The word “slut” in a poem is difficult, normally. It would completely kill any style, but in this one, it's perfect. It describes how the woman, already having mentally and physically suffered, encounters that word. As if she wanted it and now she blames the innocent, poor man for something that was her doing, because she possibly teased him and he had no choice. The popped balloon is a nice image, it's gone, but there's shock before, and now it's burst and there's nothing you can do to bring it back. The word cannot be unsaid – the meaning neither, whatever the other people would do now. It seems to me as if the culprit used the word (slut) while talking about his victim. Again, to say that he couldn't do anything else, that it was not his idea, after all.
“You are all deathly sick and determinedly wrong” - not only the culprit is, everyone is, the reader maybe, the people at court. “Deathly” and “determinedly” is a nice alliteration. Both are words that describe that the behaviour is fatal – and that the people know and don't care.

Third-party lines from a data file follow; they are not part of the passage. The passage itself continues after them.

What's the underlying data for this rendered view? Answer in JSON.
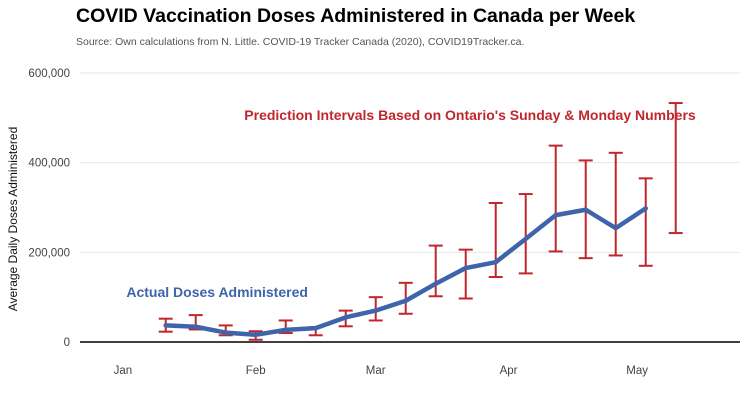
{
  "header": {
    "title": "COVID Vaccination Doses Administered in Canada per Week",
    "subtitle": "Source: Own calculations from N. Little. COVID-19 Tracker Canada (2020), COVID19Tracker.ca."
  },
  "colors": {
    "actual": "#3e64ab",
    "prediction": "#c0272d",
    "grid": "#e6e6e6",
    "baseline": "#000000"
  },
  "chart_data": {
    "type": "line",
    "title": "COVID Vaccination Doses Administered in Canada per Week",
    "subtitle": "Source: Own calculations from N. Little. COVID-19 Tracker Canada (2020), COVID19Tracker.ca.",
    "xlabel": "",
    "ylabel": "Average Daily Doses Administered",
    "ylim": [
      0,
      600000
    ],
    "xlim": [
      "2020-12-22",
      "2021-05-25"
    ],
    "yticks": [
      0,
      200000,
      400000,
      600000
    ],
    "ytick_labels": [
      "0",
      "200,000",
      "400,000",
      "600,000"
    ],
    "xticks": [
      "2021-01-01",
      "2021-02-01",
      "2021-03-01",
      "2021-04-01",
      "2021-05-01"
    ],
    "xtick_labels": [
      "Jan",
      "Feb",
      "Mar",
      "Apr",
      "May"
    ],
    "grid": true,
    "annotations": [
      {
        "text": "Prediction Intervals Based on Ontario's Sunday & Monday Numbers",
        "series": "prediction",
        "x": "2021-03-23",
        "y": 495000
      },
      {
        "text": "Actual Doses Administered",
        "series": "actual",
        "x": "2021-01-23",
        "y": 100000
      }
    ],
    "series": [
      {
        "name": "",
        "key": "actual",
        "type": "line",
        "x": [
          "2021-01-11",
          "2021-01-18",
          "2021-01-25",
          "2021-02-01",
          "2021-02-08",
          "2021-02-15",
          "2021-02-22",
          "2021-03-01",
          "2021-03-08",
          "2021-03-15",
          "2021-03-22",
          "2021-03-29",
          "2021-04-05",
          "2021-04-12",
          "2021-04-19",
          "2021-04-26",
          "2021-05-03"
        ],
        "values": [
          37000,
          34000,
          21000,
          16000,
          27000,
          31000,
          55000,
          70000,
          92000,
          130000,
          165000,
          178000,
          230000,
          283000,
          295000,
          254000,
          298000
        ]
      },
      {
        "name": "",
        "key": "prediction",
        "type": "errorbar",
        "x": [
          "2021-01-11",
          "2021-01-18",
          "2021-01-25",
          "2021-02-01",
          "2021-02-08",
          "2021-02-15",
          "2021-02-22",
          "2021-03-01",
          "2021-03-08",
          "2021-03-15",
          "2021-03-22",
          "2021-03-29",
          "2021-04-05",
          "2021-04-12",
          "2021-04-19",
          "2021-04-26",
          "2021-05-03",
          "2021-05-10"
        ],
        "low": [
          23000,
          28000,
          15000,
          5000,
          20000,
          15000,
          35000,
          48000,
          63000,
          102000,
          97000,
          145000,
          153000,
          202000,
          187000,
          193000,
          170000,
          243000
        ],
        "high": [
          52000,
          60000,
          37000,
          24000,
          48000,
          33000,
          70000,
          100000,
          132000,
          215000,
          206000,
          310000,
          330000,
          438000,
          405000,
          422000,
          365000,
          533000
        ]
      }
    ]
  }
}
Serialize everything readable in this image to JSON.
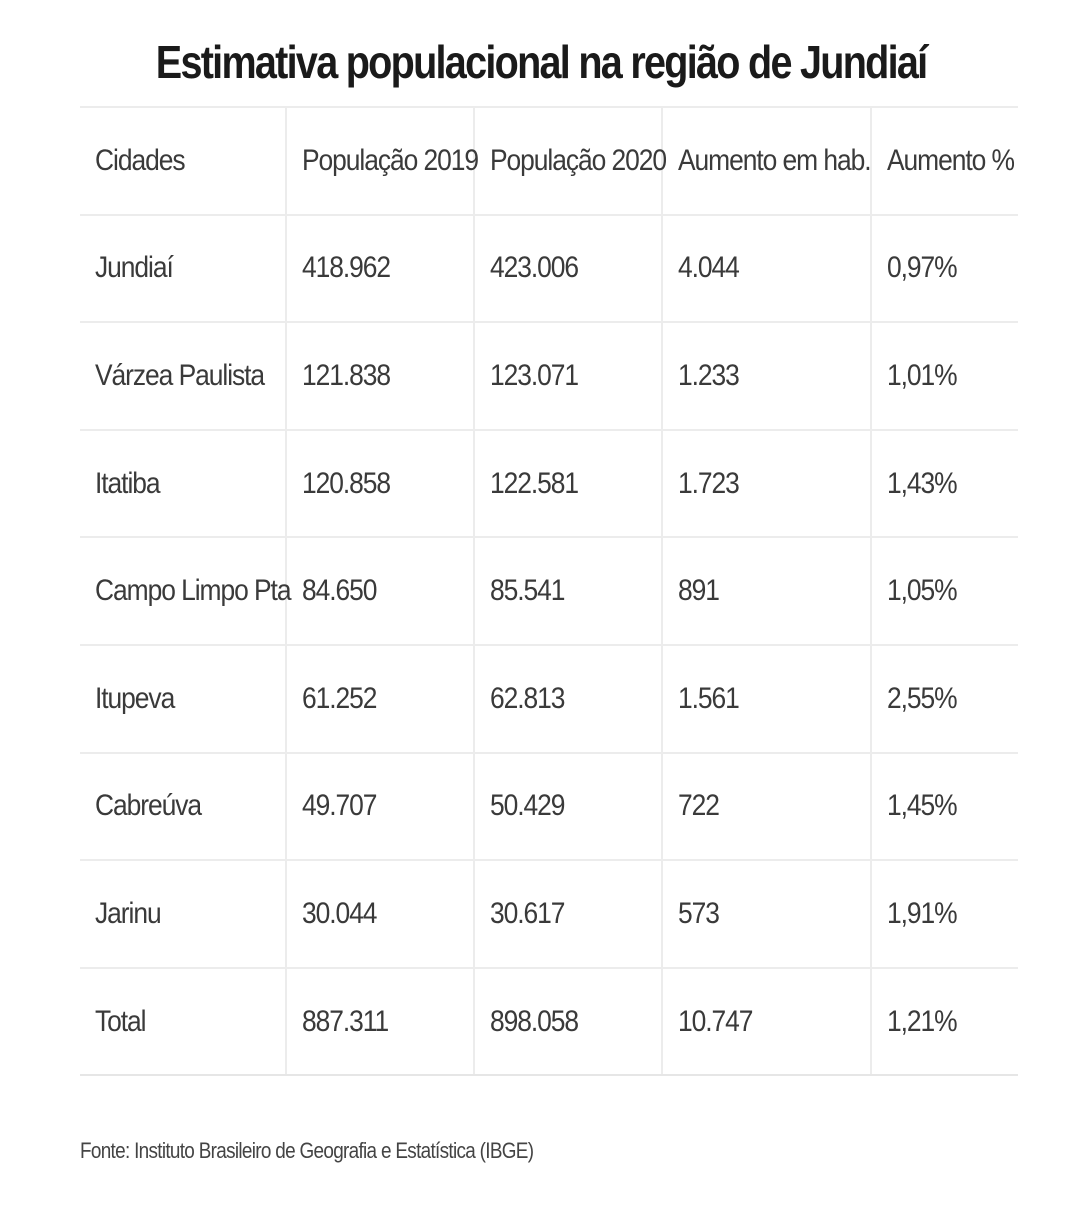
{
  "title": "Estimativa populacional na região de Jundiaí",
  "table": {
    "headers": [
      "Cidades",
      "População 2019",
      "População 2020",
      "Aumento em hab.",
      "Aumento %"
    ],
    "rows": [
      [
        "Jundiaí",
        "418.962",
        "423.006",
        "4.044",
        "0,97%"
      ],
      [
        "Várzea Paulista",
        "121.838",
        "123.071",
        "1.233",
        "1,01%"
      ],
      [
        "Itatiba",
        "120.858",
        "122.581",
        "1.723",
        "1,43%"
      ],
      [
        "Campo Limpo Pta",
        "84.650",
        "85.541",
        "891",
        "1,05%"
      ],
      [
        "Itupeva",
        "61.252",
        "62.813",
        "1.561",
        "2,55%"
      ],
      [
        "Cabreúva",
        "49.707",
        "50.429",
        "722",
        "1,45%"
      ],
      [
        "Jarinu",
        "30.044",
        "30.617",
        "573",
        "1,91%"
      ],
      [
        "Total",
        "887.311",
        "898.058",
        "10.747",
        "1,21%"
      ]
    ]
  },
  "source": "Fonte: Instituto Brasileiro de Geografia e Estatística (IBGE)"
}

They build a mass, acting against the speaker in the poem, knowing they do.
“The fuse was lit by his hand” - it's his doing, not the speakers, don't you see? That's what screams out at me, open your eyes, people.
In short: This is an amazing poem about a topic that is not. I love it, not because it's stylistically interesting and beautifully written, but because it brings the words across in a manner that cannot make you look away. Chapeau to the poet... And I sincerely hope this never happened to you.